Dáil debates

Tuesday, 12 December 2023

Residential Tenancies (Deferment of Termination Dates of Certain Tenancies) (No. 2) Bill 2023: Second Stage [Private Members]

 

7:40 pm

Photo of Michael Healy-RaeMichael Healy-Rae (Kerry, Independent) | Oireachtas source

I thank the Deputies who brought forward the Bill, but I will have a few more things to say about that in a moment. I wish to declare an interest in this subject. For many decades, I have been providing accommodation for all sectors of society. According to the Central Statistics Office, the average house price was €315,000 in May 2023, 14.8% higher than in 2020 and 125.8% higher than in 2013. That is a staggering increase in the cost of housing. The biggest problem in this whole issue is the availability of housing.

One thing I will keep talking about until it stops is that I am unable to understand why people who are elected to positions on county councils or in the Dáil use their influence, power and knowledge of the planning process to object to housing. For example, people from the party proposing the Bill have objected not to the building of ten or 20 homes but to the building of thousands of social and affordable homes. It is not just members of Sinn Féin who object to houses. Some people in other parties or none are serial objectors. I am not able to understand it. If you want houses, you want houses. I guarantee that hell will freeze over before you will see Danny Healy-Rae or Michael Healy-Rae objecting to houses being built in Kerry. We would give the skin off our backs to see people get planning. We know that to put people into houses, they have to be granted planning. It is getting more costly to apply for planning and more difficult to get it as a result of several issues, one of which is the objectors.
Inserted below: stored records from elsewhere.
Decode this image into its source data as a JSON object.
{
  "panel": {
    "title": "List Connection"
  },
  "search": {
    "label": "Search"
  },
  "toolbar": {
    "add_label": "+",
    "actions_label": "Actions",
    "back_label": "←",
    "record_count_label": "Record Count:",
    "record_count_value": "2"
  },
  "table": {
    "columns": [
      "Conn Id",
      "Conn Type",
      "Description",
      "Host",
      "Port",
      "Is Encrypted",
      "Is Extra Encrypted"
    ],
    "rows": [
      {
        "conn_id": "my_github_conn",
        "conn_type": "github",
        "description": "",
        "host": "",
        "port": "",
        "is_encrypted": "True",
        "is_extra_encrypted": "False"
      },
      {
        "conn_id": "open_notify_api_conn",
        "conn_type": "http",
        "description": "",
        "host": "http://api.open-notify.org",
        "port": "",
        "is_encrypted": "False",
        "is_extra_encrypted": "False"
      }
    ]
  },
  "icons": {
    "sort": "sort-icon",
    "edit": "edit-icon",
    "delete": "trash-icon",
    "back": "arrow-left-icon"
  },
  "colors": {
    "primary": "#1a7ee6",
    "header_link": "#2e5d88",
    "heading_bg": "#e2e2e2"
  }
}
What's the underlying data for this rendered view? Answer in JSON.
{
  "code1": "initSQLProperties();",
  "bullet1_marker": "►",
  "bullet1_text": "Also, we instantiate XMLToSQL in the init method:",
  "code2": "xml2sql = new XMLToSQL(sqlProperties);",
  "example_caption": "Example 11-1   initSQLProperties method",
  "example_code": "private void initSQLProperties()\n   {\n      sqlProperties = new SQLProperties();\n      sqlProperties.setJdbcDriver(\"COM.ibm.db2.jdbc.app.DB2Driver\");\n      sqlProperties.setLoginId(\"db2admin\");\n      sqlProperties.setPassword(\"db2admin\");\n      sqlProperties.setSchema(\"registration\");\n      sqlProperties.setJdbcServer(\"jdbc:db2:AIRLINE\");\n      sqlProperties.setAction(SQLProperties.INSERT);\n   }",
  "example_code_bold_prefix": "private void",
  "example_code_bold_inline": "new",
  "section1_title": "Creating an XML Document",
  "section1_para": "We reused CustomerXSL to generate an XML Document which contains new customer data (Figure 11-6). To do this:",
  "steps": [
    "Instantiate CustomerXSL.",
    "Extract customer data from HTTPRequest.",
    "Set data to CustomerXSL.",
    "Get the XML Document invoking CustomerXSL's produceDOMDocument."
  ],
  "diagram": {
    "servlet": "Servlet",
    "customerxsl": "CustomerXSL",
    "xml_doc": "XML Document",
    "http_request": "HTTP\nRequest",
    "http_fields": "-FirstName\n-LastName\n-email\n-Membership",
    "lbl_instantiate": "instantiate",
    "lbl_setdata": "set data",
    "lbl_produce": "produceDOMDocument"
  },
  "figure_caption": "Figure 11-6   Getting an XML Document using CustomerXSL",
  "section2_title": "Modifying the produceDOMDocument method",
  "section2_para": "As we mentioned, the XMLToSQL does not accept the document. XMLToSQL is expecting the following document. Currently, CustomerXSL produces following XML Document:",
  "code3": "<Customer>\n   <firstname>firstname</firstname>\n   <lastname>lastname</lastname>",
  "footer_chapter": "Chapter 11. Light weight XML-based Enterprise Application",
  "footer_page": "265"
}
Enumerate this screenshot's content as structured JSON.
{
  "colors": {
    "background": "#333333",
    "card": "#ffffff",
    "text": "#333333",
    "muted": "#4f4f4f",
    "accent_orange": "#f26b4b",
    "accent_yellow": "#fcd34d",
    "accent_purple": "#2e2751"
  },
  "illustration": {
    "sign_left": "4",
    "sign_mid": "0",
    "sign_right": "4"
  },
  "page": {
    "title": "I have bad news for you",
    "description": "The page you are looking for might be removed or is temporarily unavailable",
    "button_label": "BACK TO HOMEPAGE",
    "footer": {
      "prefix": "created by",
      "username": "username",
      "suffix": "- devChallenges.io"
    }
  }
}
I want to talk about people leaving the rental market. This has been happening continuously in recent years. To be honest, an awful lot of the utterances inside here are a cause of people being fearful.

People seem to forget that the people who provide accommodation pay 56% of that rent to the Government and the State. More than half of it goes in tax. I never hear the individuals who are shouting here all the time, the serial objectors who are objecting to houses being built in their constituencies, saying anything about the 50% tax. If the Government reduced the tax, right away the rents could be reduced. I am sure that could be organised but the Government does not seem to be willing to do so. At the end of the day, we need supply and one of the most important things we need is social and affordable houses to be built to make it affordable for young couples and young families to be able to rent properties.

We also need to do something that was always there before, single rural cottages being built on family farms where a house would be built for a family and it would be there for future generations. That was a great scheme. It is next to impossible to get a single rural cottage built now and it is not happening. I want to see all local authorities building up and ensuring we have no such thing. I do not like the word "void". There is no such thing as a void. A house is empty if nobody is living in it and it is an empty house. We want to see those houses being brought back into use as they would if they were in the private market.